You are welcome to send me an email at [my_username]@gmail.com if you want to talk about some of these things that I'm working on that are in your space.
`intercept` is just a proof-of-concept and at this point, if it added any value to what you are working on, that would be the best. Overall, people are pounding every website and your product will save billions in compute from AI inference to servers grinding and grinding getting pounded by these bots.
I think just downloading all network traffic and giving it to claude code is the fastest and cheapest approach for 99% use cases.
It’s pretty funny to see that in their demo video given it’s a blatant violation of their ToS.
Also not clear on the page if it is apps from the local machine or on the network.
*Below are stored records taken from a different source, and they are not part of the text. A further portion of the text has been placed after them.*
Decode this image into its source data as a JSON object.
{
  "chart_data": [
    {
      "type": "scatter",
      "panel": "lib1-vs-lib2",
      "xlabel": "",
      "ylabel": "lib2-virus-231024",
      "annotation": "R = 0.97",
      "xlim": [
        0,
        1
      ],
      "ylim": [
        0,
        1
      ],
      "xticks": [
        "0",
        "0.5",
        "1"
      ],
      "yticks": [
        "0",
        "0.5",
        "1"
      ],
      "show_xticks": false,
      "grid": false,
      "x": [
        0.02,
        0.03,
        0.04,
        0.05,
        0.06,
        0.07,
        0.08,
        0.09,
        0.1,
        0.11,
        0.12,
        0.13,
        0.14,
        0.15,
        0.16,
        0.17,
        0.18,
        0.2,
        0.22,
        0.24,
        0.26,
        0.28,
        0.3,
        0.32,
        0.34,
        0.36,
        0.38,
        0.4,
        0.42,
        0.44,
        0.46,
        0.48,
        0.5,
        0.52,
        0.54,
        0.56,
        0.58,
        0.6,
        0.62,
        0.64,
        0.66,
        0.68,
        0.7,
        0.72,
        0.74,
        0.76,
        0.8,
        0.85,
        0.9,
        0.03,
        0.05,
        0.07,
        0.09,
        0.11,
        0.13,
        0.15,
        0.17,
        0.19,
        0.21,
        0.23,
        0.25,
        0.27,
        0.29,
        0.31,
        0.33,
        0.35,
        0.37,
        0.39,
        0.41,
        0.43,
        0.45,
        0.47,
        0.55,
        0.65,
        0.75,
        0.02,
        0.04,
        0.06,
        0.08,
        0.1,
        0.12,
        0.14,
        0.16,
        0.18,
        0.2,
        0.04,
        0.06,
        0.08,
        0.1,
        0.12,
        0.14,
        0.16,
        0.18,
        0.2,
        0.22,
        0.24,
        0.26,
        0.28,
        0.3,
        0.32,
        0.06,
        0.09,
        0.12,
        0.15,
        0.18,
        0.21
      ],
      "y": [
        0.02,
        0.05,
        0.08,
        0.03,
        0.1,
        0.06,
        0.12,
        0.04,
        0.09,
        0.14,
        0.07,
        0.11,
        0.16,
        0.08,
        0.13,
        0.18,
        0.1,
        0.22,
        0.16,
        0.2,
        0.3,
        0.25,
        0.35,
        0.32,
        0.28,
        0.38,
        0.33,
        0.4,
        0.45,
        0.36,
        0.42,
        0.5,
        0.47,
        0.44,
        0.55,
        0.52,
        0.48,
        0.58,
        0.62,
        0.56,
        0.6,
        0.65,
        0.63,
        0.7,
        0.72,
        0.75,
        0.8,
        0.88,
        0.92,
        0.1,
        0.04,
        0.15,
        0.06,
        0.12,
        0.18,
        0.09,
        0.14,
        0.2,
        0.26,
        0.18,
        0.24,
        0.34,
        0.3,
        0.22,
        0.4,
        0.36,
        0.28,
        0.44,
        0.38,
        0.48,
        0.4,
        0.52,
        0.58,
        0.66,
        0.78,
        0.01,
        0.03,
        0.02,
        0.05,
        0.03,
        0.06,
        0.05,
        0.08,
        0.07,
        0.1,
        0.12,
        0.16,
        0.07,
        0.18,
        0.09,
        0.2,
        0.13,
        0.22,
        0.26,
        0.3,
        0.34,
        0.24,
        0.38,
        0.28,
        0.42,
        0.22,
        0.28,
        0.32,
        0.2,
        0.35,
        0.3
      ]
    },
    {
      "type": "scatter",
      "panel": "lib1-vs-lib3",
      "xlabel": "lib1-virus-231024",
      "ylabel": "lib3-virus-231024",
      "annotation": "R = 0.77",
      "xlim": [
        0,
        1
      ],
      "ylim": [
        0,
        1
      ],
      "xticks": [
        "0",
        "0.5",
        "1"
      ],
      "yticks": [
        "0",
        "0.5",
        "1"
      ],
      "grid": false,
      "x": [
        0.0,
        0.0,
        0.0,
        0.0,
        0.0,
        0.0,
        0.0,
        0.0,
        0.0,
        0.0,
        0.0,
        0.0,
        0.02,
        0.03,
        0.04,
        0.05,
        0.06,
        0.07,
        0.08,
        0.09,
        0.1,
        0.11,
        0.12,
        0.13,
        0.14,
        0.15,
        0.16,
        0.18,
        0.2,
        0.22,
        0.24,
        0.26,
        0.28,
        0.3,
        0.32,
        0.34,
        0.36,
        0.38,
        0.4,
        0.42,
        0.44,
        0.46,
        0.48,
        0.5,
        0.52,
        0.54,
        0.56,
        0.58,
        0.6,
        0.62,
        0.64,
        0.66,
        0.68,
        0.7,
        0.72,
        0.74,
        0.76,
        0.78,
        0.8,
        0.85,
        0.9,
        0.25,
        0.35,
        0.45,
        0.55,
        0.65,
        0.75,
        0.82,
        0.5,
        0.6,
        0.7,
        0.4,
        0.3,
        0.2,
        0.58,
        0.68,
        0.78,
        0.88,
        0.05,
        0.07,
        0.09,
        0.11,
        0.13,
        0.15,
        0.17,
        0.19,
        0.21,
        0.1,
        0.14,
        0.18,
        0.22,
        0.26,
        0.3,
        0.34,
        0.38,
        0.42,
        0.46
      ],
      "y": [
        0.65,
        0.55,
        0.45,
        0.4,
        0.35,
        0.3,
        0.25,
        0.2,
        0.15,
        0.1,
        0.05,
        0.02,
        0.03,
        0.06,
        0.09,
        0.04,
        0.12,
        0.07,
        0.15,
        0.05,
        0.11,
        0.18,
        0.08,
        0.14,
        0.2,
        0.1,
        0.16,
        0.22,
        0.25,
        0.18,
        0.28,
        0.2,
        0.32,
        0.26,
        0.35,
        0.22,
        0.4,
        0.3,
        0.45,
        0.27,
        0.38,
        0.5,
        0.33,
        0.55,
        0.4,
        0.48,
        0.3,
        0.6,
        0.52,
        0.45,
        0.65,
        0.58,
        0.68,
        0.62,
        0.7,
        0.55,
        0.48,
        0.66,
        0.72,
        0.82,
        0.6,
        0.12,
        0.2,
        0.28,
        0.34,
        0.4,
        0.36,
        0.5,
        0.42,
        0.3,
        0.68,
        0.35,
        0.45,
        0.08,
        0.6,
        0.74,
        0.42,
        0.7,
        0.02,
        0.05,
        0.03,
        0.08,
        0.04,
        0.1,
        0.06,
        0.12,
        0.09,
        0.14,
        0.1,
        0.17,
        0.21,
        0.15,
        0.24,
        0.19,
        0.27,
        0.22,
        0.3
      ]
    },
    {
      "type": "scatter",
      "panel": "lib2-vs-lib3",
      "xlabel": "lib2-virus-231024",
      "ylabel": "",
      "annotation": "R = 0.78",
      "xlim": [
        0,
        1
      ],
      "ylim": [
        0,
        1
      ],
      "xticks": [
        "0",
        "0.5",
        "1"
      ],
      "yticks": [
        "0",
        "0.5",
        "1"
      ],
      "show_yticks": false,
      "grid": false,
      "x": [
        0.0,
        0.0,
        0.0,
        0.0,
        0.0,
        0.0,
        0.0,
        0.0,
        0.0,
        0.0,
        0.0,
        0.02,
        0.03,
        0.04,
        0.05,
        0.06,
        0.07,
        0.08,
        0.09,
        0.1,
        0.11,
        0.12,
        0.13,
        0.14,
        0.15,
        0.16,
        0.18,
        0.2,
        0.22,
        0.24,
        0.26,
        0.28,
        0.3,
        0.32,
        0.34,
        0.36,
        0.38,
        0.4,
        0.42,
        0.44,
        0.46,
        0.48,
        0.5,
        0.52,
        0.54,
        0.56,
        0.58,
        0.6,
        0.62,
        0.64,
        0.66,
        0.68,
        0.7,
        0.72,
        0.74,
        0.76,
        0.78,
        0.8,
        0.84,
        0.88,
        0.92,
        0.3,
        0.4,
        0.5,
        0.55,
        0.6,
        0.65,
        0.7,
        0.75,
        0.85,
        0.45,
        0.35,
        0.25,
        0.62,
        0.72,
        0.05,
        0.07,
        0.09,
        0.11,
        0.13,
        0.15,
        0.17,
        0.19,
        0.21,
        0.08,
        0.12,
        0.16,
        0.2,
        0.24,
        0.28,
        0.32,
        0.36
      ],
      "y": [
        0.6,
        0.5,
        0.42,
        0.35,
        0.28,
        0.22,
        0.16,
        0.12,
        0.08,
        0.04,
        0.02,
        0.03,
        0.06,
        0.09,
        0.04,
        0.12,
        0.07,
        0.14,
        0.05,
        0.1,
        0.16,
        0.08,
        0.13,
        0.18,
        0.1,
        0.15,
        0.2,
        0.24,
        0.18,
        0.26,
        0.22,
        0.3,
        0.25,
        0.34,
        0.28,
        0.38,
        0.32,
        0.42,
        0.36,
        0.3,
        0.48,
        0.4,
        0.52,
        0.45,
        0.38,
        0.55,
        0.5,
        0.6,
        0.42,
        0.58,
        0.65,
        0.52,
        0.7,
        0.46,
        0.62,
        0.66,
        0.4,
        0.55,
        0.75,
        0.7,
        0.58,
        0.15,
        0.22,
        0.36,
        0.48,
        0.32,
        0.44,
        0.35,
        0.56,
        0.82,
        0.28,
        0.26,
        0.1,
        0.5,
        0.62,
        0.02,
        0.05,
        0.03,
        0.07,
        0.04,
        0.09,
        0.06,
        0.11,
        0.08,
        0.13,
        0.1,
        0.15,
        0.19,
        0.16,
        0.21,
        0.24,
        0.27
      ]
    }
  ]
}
Maybe some clearer examples and use cases would help?
Fingerprinting is also a hard thing to match perfectly, I would be curious to know what your strategy is on that. My experience has been that unless you bundle multiple TLS lib it is almost impossible to do at 100% because none of the lib cover all the TLS extensions.
Kampala (had to double check it wasn’t Harris)
Just mulling these names over, how’d you come up with them?
PS: clear value prop!
and if API is not published, and you MITM with self-compromised CAs, and then use it (commercially?) you ~100% breaking ToS.
this is just un-ethical. or YC does not have regard anymore for such things?
There is nothing unethical about this. You can technically do this with a browser and its dev tools.
You being here is far more unethical than this app.
Think this is really interesting especially for creating datasets. Proxyman was always hard to use for me, so connecting it to a MCP was something I have been waiting for.
Quick question: How do you handle session re-auth mid-script?
Congrats on the launch.. I need that conference script!
(every app that is not hidden their networking)
If a web property has implemented anti-bot mechanisms, what ethical reasons do you have for providing evasion as a service?
Indeed, it would likely be classed as a violation according to your own ToS.
It's a delicate matter as we all deploy personal automations that break ToS without us really giving it a second thought. But as a commercial endeavour, it feels brazen, I'm sorry to say.
If I’d make a mobile app and users simply use your automation service instead of my mobile app, I’d lose traffic/money/motivation to improve it.
If they run into issues from your service now it could make my app look bad while the error isn’t with the app.
See tailwind for an example tale.
side note, YC25/YC26 batches have multiple startups that blantly violate ToS and sitting on a timebomb just pending a lawsuite and Cease and Desist Letters.
I do have to push back on the ToS comments though. Automation is used daily by nearly all companies. RPA is a billion dollar industry. Browserbase raised at 300M valuation. Is using puppeteer to automate a form submission a violation of ToS? If so then why is using a screen reader not? Is it the intention? Why is hitting network requests directly different? I personally don't think that automation is unethical (as long as it is not affecting server capacity). I don't think the answer to the ethical problems in scraping is just not to automate at all. Open to disagreement here though.
Without taking a position on the ethics of automation, surely this isn't a serious question? Things that the ToS prohibits you from doing are ToS violations, and other things aren't.
For instance, from AirBnb's terms of service: "Do not use bots, crawlers, scrapers, or other automated means to access or collect data or other content from or otherwise interact with the Airbnb Platform."
There is no similar prohibition against using screen readers.
> There is no similar prohibition against using screen readers.
A screen reader uses automated means to access or collect data or other content from or otherwise interact with a platform.